Australian politician

John Moule (10 March 1845 – 22 March 1912) was a wheat merchant and politician in the colony of South Australia.

He was taken to the United States as a young boy, and by the time he was twenty had seen much of the world. He settled in South Australia around 1865 and took up employment, and later partnership, with Ernst Siekmann (c. 1830–1917), storekeeper and grain merchant of Saddleworth and Caltowie. He moved to Adelaide around 1879.

He was elected to the seat of Flinders in the South Australian House of Assembly and served from April 1884 to April 1896, his colleagues being Andrew Tennant followed by William Horn then Alexander Poynton. In 1893 for a short period he served as Commissioner of Public Works in the Downer Administration.

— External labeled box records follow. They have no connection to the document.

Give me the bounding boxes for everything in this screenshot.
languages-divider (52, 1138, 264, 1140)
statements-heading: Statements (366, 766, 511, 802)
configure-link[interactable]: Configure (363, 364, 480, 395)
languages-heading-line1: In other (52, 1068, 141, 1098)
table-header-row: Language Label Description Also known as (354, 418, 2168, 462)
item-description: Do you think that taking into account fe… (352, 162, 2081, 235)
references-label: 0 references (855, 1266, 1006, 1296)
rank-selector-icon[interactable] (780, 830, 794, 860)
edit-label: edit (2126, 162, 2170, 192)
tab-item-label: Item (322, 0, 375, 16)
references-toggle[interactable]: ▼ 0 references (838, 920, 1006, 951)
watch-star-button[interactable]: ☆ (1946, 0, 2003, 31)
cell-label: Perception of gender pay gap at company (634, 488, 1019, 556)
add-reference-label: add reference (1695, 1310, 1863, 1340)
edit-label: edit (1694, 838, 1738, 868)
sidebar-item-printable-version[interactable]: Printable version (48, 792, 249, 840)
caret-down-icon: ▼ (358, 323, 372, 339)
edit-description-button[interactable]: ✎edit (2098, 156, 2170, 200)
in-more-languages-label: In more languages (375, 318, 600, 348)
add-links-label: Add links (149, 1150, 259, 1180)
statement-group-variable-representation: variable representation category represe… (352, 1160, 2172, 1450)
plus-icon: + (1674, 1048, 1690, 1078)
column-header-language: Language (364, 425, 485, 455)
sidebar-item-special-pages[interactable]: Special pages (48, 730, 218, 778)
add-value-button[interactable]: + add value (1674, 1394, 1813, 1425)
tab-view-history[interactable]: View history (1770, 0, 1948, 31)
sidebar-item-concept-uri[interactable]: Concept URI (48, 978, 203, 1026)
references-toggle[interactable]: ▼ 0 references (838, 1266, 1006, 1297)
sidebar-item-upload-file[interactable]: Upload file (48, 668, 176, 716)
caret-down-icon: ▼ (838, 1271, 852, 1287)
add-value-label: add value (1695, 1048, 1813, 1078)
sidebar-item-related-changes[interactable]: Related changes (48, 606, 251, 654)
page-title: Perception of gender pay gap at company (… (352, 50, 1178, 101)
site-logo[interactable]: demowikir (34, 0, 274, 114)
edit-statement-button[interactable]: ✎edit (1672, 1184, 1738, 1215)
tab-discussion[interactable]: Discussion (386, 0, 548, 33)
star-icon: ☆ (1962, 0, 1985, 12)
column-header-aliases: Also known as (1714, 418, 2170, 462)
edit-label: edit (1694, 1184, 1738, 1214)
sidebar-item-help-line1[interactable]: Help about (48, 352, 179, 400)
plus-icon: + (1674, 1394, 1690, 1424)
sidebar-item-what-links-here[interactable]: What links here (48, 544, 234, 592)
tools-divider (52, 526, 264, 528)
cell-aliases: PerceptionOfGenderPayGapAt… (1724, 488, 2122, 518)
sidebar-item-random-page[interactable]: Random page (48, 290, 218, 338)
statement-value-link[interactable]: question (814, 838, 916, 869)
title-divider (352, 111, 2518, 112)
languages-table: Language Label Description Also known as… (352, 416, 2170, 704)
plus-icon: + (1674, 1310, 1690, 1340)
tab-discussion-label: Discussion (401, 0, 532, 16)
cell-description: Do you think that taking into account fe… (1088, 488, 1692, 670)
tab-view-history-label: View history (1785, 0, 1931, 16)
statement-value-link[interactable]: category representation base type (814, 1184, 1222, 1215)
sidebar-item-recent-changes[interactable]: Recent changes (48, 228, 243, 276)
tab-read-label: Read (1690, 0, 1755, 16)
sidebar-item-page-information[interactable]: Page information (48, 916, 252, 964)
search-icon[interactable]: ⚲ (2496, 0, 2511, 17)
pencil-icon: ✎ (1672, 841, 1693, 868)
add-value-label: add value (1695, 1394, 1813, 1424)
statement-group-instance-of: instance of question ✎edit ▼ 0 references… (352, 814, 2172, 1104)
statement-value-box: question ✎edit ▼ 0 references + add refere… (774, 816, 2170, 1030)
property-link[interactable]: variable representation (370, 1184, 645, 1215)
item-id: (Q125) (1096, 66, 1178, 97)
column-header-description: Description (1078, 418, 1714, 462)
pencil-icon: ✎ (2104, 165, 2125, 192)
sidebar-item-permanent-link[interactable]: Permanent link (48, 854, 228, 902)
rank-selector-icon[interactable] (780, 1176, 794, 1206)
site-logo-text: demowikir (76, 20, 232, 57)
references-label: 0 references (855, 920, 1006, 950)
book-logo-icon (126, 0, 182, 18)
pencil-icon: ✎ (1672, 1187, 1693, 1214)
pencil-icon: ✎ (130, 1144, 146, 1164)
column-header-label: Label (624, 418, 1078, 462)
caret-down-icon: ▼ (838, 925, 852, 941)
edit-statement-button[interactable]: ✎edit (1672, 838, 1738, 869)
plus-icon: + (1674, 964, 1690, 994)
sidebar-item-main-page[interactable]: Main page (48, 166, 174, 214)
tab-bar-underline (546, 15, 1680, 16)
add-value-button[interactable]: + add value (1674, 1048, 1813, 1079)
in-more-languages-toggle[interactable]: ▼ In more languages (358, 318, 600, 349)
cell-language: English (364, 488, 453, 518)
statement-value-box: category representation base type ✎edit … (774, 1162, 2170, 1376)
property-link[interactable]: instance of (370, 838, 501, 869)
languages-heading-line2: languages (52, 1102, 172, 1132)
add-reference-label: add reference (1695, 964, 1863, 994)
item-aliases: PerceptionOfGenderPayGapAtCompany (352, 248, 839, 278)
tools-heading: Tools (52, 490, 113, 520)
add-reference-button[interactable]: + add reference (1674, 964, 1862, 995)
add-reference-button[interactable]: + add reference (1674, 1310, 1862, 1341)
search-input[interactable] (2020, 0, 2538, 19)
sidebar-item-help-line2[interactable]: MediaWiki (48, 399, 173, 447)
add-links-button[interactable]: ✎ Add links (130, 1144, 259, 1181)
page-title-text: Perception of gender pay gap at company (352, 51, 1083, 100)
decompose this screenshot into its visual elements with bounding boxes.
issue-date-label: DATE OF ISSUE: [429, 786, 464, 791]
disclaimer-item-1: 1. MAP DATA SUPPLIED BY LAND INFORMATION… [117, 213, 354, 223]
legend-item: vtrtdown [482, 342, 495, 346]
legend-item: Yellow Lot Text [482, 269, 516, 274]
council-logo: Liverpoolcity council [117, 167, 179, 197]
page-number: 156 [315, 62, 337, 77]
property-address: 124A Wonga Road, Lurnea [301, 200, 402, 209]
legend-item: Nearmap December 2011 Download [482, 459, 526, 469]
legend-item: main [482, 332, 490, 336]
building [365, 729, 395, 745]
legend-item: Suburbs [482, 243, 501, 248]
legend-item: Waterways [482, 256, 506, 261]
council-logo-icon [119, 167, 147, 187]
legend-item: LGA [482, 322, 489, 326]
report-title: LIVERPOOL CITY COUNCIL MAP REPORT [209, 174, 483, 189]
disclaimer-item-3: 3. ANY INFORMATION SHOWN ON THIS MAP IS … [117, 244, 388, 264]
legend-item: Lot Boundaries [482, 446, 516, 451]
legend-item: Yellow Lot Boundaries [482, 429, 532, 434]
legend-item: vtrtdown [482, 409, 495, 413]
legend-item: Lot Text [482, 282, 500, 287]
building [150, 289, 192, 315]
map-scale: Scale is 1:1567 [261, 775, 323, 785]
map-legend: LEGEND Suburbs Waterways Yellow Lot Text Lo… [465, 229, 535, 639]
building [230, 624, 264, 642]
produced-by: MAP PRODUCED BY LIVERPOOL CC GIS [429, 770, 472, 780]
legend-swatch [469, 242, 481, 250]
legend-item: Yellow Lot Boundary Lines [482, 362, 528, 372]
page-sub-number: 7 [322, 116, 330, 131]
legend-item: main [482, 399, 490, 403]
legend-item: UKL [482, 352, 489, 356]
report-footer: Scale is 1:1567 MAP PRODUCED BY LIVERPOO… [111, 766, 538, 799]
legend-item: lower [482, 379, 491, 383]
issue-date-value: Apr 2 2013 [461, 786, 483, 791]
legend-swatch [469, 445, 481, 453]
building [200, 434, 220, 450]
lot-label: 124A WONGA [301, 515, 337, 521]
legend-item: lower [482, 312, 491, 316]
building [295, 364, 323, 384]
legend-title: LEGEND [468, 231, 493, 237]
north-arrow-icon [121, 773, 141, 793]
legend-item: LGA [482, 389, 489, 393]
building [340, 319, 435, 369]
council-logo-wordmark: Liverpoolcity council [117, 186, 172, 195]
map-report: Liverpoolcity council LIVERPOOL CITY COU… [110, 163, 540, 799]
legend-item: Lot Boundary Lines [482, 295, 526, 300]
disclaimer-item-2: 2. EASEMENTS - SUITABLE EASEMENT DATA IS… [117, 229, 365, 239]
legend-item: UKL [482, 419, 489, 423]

He died on the Melbourne Express, on which he was travelling to Ballarat, Victoria on mining business with the Hon. Sir Edward Lucas. J. H. Howe was an old friend.

==Family==
John Moule married Harriet Brinkworth (1847 – 26 April 1914) on 23 March 1868; they lived at Saddleworth, then Marlbrough Street, East Adelaide, then "Pemberton", 35 Walkerville Road, East Adelaide. Their family included:
- Dr. Edward Ernst Moule (1869 – 20 July 1940) married Louisa Augusta Finn Taylor on 27 June 1900, practised in Wagin and other towns in Western Australia. He died after the car he was driving left the road.
- Elizabeth Florence Moule (1873 – 10 October 1900) married Dr. Bronte Smeaton (6 October 1873 – 1956), son of Thomas D. Smeaton, on 16 June 1900.
- Kate Harriet Moule (1874– )
- John William Moule (1876– ) married Catherine Annie Willoughby Heale (c. 1877 – 15 November 1944) in December 1909. He was metallurgist, manager of the Great Fitzroy mine, Queensland, Pernatty mines, South Australia, later in "Bannisdale", Kureen, near Malanda, Queensland.
- Charles Launcelot Moule (19 June 1879 – 19 October 1917) worked at Moonta. Served as Captain with 50th Battalion; died of wounds received in Belgium.